The figure in the darkness shifted and stepped forward a bit. “You always were a coward. Afraid of shadows and sleeping alone.”
“But Mother.”
The figure in the darkness stepped forward and into the flickering light from the sconces. Elspeth’s hand left the pommel of her sword. The being standing before them seemed as harmless as could be: a vulshok mother in a simple robe, with spiky silver hair and forearms of alloy that glimmered in the dim light.
But Koth seemed bothered. He cocked his head at the woman. “You have changed, Mother. You are thinner. Your hair is different.”
The mother’s expression did not change, though. Her face remained impassive, plain somehow, as though emotion had never occurred to her.

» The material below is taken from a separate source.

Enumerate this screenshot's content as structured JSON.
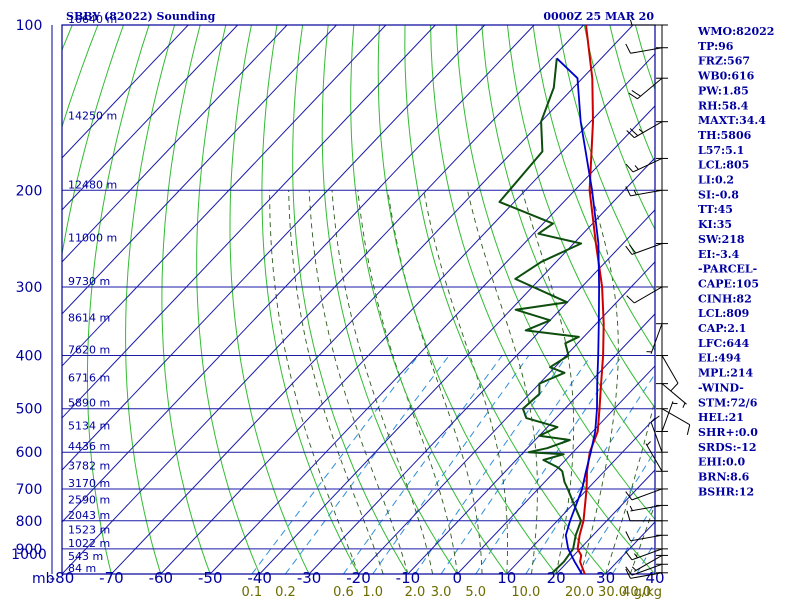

“You have nothing to fear, I am the same as I have always been. It is I, your mother.”
But Koth’s unease increased by the second. The tracer lines along his wide chest began to glow red, as did his eyes.
“Where is Father?” Koth said. “Collect him and we must flee.”
“It is not time for that,” she said.
The woman went to the hearth. She snapped her fingers and a lick of flame ignited in the firebox. The smell of food, of roasting meat, was suddenly overpowering. Venser’s stomach turned as he realized he had not eaten in days.
“Perhaps she’s right,” Venser said. “Surely we have time for a snack before we flee.”
Koth set his teeth together and scowled at Venser.
Just then someone screamed outside. The cry echoed off the mountains. It came from far away, Elspeth thought, and was soon cut short, but it was a cry of utter fear and despair.
“That cry will have to do with whatever is pursuing us,” Elspeth said.
But Koth was staring at his mother, who was looking into the fire she’d created in the fireplace.
“There is no need to fear,” she whispered to herself. “No need to fear. No need to fear. No need …”
Elspeth felt a tug on the sleeve of her tunic. She looked and Venser pointed at Koth’s mother’s feet. It was hard to see in the dimness of the room, but there seemed to be a snake on the floor at her feet. The smell of roasting meat was strong in Elspeth’s nostrils, too. She squinted and looked again at the thing on the floor. Venser leaned in close, so close that his helmet touched her ear.